Ted and Elsie

When he looked at her, he didn’t see a tiny, frail old woman with failing eyesight and bony hands.

He saw the little girl with the strawberry-blonde hair, the freckles and the brown buckled shoes who he used to play on the bomb sites with.

He saw the shy young woman in the pale blue cardigan who he bought chips for after the dance.

He saw the woman whose big blue eyes looked up at him from under her hand-me-down lace veil.

He saw the exhausted new mother crying tears of joy as she held her tiny baby for the first time.

He saw the same mother try to hide her sadness as she folded the school uniform for the last time.

He saw the woman who smelled of lavender soap and Fairy Liquid, who smiled lovingly and made him his favourite dinner when he lost his job.

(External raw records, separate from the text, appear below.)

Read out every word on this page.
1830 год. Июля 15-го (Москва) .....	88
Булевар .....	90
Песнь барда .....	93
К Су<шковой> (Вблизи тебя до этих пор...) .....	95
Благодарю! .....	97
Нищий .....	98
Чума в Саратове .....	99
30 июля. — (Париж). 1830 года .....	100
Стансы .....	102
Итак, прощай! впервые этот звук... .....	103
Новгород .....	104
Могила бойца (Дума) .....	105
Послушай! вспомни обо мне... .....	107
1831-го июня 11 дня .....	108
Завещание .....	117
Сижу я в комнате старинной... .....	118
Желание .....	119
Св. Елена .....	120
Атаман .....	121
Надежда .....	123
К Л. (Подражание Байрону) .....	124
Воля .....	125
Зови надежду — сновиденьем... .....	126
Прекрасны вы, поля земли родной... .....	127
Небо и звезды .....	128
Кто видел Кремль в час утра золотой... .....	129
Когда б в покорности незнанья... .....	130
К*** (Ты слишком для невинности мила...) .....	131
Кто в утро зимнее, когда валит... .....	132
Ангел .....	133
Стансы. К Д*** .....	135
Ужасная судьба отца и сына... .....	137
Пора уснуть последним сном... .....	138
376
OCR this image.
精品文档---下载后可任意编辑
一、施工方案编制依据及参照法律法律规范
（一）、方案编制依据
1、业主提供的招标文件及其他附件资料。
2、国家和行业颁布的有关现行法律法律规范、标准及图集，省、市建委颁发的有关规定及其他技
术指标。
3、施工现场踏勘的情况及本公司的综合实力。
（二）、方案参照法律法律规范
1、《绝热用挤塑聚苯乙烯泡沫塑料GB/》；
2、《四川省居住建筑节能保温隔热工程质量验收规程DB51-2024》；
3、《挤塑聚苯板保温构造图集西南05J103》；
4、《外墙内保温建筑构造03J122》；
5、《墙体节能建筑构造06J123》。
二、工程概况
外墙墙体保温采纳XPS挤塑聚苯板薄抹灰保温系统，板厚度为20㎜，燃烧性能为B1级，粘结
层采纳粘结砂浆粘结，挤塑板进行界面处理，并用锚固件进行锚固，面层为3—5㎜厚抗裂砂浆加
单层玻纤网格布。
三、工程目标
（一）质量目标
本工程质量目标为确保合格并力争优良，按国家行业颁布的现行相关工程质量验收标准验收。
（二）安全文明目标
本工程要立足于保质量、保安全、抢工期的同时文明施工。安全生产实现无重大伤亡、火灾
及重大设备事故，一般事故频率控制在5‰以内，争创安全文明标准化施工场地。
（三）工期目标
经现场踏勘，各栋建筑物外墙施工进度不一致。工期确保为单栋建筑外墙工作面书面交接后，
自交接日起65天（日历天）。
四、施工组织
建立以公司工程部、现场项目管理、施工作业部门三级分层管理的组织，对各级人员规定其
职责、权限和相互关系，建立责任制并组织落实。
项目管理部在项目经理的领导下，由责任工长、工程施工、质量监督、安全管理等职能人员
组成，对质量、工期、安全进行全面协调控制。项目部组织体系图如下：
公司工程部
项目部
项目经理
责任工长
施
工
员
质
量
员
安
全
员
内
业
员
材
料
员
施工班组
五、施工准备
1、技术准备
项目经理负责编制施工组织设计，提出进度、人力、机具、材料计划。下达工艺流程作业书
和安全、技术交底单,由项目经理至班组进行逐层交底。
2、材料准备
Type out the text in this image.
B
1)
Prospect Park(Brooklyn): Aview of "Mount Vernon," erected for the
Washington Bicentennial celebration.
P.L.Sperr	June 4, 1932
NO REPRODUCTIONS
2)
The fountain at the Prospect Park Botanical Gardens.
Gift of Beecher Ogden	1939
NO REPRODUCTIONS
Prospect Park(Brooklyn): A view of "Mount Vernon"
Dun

He saw the bathing beauty on the yellowed cine-film of Margate beach, eating the monkey’s peanuts at London Zoo and holding his hand on the choppy channel boat.

He saw the woman who wore her mum’s old ‘for best’ necklace in the front row at The Palladium.

He saw the woman in the green scarf pouring tea from a tartan flask at the allotment.

He saw the woman who said ‘I’ll be fine’ as he sat next to her hospital bed.

He saw a lifetime in the delicate lines on her face and the curls of her soft, white hair.

She turned to him and smiled a familiar smile. ‘I remember too’, she said.